Le constat : « Aujourd’hui il n’y a pas seulement un collusion entre des bureaucrates corrompus, le capital et des intermédiaires parasites, il y a aussi les dirigeants qui se vendent et la capitalisation du pouvoir politique corrompu par des réseaux criminels ».

Zhang Musheng ajoutait que de nos jours les Chinois des campagnes et des villes ne pouvaient plus être manipulés par des slogans. « Aujourd’hui alors que la scolarité des fermiers et des ouvriers dure plus de 13 ans, ce qui à l’époque de Mao les auraient classés dans la catégorie des intellectuels, on compte 800 millions de téléphones portables qui diffusent des SMS partout en Chine ». Le discours signifiait que l’ère des slogans, des banderoles rouges et des gros caractères est terminée.

Le soutien du peuple par une« vraie » démocratie intra-Parti…

Le remède selon le livre de Zhang dont Liu Yuan avait écrit la préface, vise à établir une « démocratie intra-parti », appuyée par des institutions solides et des contre pouvoirs internes, qui permettent l’expression publique et l’élimination de la corruption. Il s’agit, sous peine de grave accident politique, dit Zhang Musheng, de retrouver l’audience et le soutien des ouvriers et des agriculteurs en multipliant les organisations rurales et syndicales capables de mettre en question les politiques publiques et de dénoncer les dérapages éthiques ainsi que les détournements.

Les exemples à suivre étaient, selon lui, les systèmes politiques en vigueur à Hong Kong et à Singapour à la fois démarqués de la démocratie à l’occidentale et débarrassés des dangereuses scories de la corruption.

…Et la lutte inflexible contre la corruption.

De cette période surnageaient un sens de l’urgence politique et la nécessité de refonder moralement le Parti avec le rappel obsessionnel du grave risque posé par la corruption massive de l’appareil.
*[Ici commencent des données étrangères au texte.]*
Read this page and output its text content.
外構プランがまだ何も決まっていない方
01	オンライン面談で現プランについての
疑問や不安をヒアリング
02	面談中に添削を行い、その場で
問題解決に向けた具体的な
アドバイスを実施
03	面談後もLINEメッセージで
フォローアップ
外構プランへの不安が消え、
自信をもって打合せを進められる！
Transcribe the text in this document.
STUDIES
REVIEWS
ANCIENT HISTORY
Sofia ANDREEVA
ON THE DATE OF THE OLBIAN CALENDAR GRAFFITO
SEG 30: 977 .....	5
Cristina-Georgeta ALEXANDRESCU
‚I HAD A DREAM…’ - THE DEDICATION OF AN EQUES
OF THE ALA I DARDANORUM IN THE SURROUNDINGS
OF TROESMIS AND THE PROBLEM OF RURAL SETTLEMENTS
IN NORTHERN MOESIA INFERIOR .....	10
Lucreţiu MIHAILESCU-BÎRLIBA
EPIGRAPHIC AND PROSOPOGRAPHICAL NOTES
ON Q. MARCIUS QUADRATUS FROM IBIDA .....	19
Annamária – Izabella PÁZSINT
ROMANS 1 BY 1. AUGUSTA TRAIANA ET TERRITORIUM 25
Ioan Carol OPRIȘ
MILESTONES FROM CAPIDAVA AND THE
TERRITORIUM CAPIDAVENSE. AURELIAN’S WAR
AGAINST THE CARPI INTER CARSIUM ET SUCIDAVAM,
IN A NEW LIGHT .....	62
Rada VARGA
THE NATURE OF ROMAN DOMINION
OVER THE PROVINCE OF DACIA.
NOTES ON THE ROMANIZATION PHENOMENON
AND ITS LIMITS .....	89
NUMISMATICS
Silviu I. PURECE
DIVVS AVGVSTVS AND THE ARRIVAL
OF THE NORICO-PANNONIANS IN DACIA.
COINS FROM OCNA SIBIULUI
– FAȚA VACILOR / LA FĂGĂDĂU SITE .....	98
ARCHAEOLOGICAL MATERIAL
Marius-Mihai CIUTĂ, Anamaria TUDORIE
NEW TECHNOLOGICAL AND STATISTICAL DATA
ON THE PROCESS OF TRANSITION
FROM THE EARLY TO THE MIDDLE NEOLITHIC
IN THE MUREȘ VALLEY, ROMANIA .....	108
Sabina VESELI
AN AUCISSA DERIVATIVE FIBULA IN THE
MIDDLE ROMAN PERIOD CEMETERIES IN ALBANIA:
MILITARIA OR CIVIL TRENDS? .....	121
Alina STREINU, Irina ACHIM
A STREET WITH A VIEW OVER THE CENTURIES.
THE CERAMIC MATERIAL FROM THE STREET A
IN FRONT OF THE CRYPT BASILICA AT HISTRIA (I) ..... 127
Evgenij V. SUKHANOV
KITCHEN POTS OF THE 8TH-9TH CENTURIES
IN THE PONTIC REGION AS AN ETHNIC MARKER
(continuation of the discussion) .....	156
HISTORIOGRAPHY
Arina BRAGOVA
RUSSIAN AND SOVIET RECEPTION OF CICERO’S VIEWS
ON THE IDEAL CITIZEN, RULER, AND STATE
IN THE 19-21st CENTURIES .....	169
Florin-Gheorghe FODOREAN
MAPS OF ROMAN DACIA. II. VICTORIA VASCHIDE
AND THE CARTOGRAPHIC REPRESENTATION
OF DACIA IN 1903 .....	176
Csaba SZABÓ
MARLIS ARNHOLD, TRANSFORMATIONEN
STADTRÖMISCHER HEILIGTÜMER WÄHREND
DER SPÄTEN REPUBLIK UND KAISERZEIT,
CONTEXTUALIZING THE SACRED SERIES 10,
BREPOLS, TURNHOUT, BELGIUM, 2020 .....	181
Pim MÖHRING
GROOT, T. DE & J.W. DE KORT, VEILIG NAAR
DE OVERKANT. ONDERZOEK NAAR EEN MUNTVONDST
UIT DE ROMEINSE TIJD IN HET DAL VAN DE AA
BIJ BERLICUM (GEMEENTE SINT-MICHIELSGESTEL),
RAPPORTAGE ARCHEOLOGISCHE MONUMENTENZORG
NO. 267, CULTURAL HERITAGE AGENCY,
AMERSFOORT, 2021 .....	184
Ses convictions nationalistes, idéologiques et éthiques révélés par son appui à Zhang Musheng éclairent la suite de la trajectoire de Liu Yuan et la deuxième circonstance de sa carrière récente caractéristique de son credo politique en phase avec celui de Xi Jinping. C’est en effet lui qui, par ses dénonciations inflexibles, fut à l’origine de la chute de Xu Caihou, l’ancien commissaire politique de l’APL à la retraite.
Lire notre article Coup de balai à la tête de l’APL.

Moderniser la Chine, éradiquer la corruption et protéger le Parti.

La séquence des séries TV historiques revues et corrigées par la propagande qui édulcore les ombres de la vie de Deng Xiaoping et de Liu Shaoqi commentées sur un mode critique par l’ancien rédacteur en chef adjoint de la revue d’études idéologiques de l’École Centrale du Parti renvoient en miroir aux controverses politiques en cours en Chine, où les voix réclamant le respect de la constitution et l’évolution vers une démocratie représentative se sont affaiblies depuis 2012.

Décidé coûte que coûte à protéger son magistère, tenant à distance les influences politiques occidentales, s’appliquant au pragmatisme, au réalisme politique et au nationalisme chers à Liu Shaoqi et Deng Xiaoping, le Parti, concentre toutes ses forces à la restructuration de l’économie. S’efforçant de sortir du piège des excès d’investissements publics et secouant les pesantes influences conservatrices des grands groupes publics et des Banques d’État, il a placé sans ambiguïté la lutte contre la corruption massive des cadres, talon d’Achille du régime, en tête absolue de ses priorités politiques.